Socratic Questioning: Learn to Self-guide Multimodal Reasoning in the Wild
Journal:
arXiv
Published Date:
Jan 6, 2025
Abstract
Complex visual reasoning remains a key challenge today. Typically, the
challenge is tackled using methodologies such as Chain of Thought (COT) and
visual instruction tuning. However, how to organically combine these two
methodologies for greater success remains unexplored. Also, issues like
hallucinations and high training cost still need to be addressed. In this work,
we devise an innovative multi-round training and reasoning framework suitable
for lightweight Multimodal Large Language Models (MLLMs).
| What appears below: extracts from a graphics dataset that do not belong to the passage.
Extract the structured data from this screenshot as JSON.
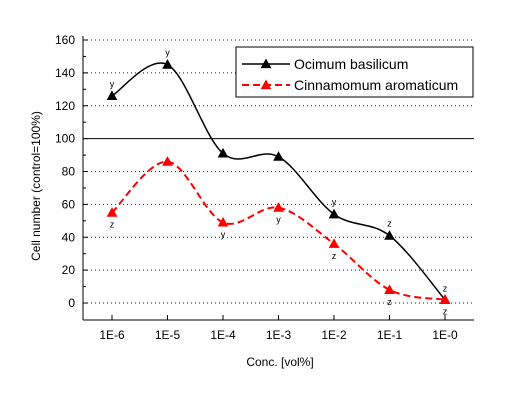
{
  "chart_data": {
    "type": "line",
    "categories": [
      "1E-6",
      "1E-5",
      "1E-4",
      "1E-3",
      "1E-2",
      "1E-1",
      "1E-0"
    ],
    "xlabel": "Conc. [vol%]",
    "ylabel": "Cell number (control=100%)",
    "ylim": [
      -10,
      160
    ],
    "yticks": [
      0,
      20,
      40,
      60,
      80,
      100,
      120,
      140,
      160
    ],
    "grid": "horizontal dotted, blue",
    "reference_line": 100,
    "legend_position": "top-right",
    "series": [
      {
        "name": "Ocimum basilicum",
        "color": "#000000",
        "line_style": "solid",
        "marker": "triangle",
        "values": [
          126,
          145,
          91,
          89,
          54,
          41,
          2
        ],
        "annotations": [
          "y",
          "y",
          "",
          "",
          "y",
          "z",
          "z"
        ]
      },
      {
        "name": "Cinnamomum aromaticum",
        "color": "#ff0000",
        "line_style": "dashed",
        "marker": "triangle",
        "values": [
          55,
          86,
          49,
          58,
          36,
          8,
          2
        ],
        "annotations": [
          "z",
          "",
          "y",
          "y",
          "z",
          "z",
          "z"
        ]
      }
    ]
  }
}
Our self-questioning
approach heuristically guides MLLMs to focus on visual clues relevant to the
target problem, reducing hallucinations and enhancing the model's ability to
describe fine-grained image details. This ultimately enables the model to
perform well in complex visual reasoning and question-answering tasks. We have
named this framework Socratic Questioning(SQ). To facilitate future research,
we create a multimodal mini-dataset named CapQA, which includes 1k images of
fine-grained activities, for visual instruction tuning and evaluation, our
proposed SQ method leads to a 31.2% improvement in the hallucination score. Our
extensive experiments on various benchmarks demonstrate SQ's remarkable
capabilities in heuristic self-questioning, zero-shot visual reasoning and
hallucination mitigation. Our model and code will be publicly available.